Vietnam Leader Seeks to Bury the Hatchet With U.S.
Communist Party leader Nguyen Van Linh, 15 years after the fall of the U.S.-backed South Vietnamese government, appealed Monday for friendship and economic cooperation with the United States.
“We feel friendship for the American people even though U.S. troops were sent to Vietnam,” Linh told United Press International in an impromptu interview during celebrations of the 15th anniversary of the 1975 Communist victory.
Linh, who has initiated gradual economic and political reforms since coming to power in 1986, conceded that Vietnam faces “many difficulties.”
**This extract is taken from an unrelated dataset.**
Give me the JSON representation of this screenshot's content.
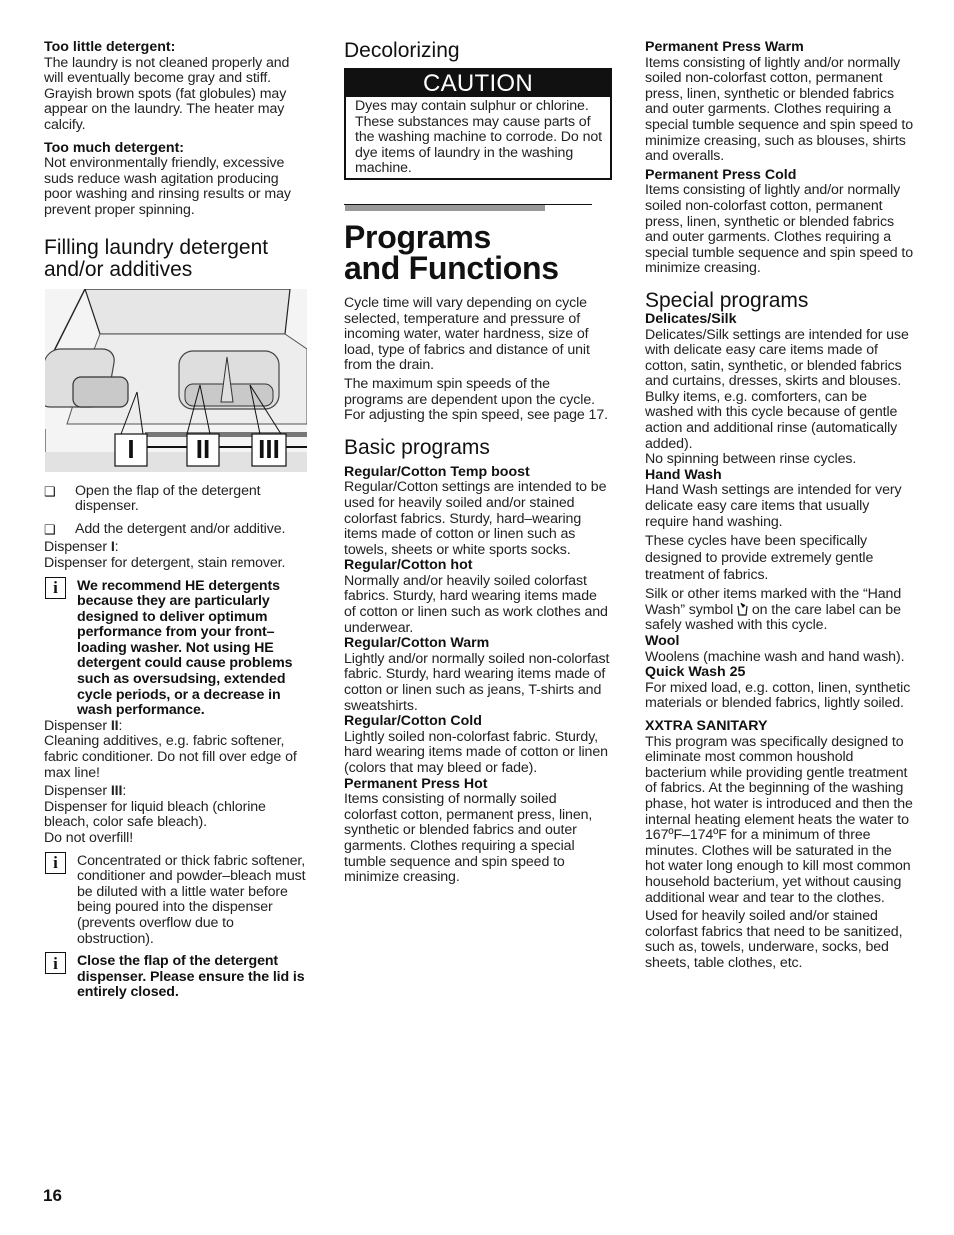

He urged the United States to lift an embargo on aid, trade and investment in Vietnam.
In Washington, State Department spokeswoman Margaret Tutwiler said at a briefing that the United States would like to normalize relations with Vietnam, but not without a political settlement in Cambodia.
The United States imposed the embargo in 1975 to pressure Vietnam to help create an accord in neighboring Cambodia. Vietnam invaded Cambodia in 1978 to oust the Khmer Rouge.
Tutwiler said that the pace and scope of normalization will also depend upon continued cooperation with Washington on humanitarian issues, including the fate of U.S. prisoners of war and those missing in action in Vietnam.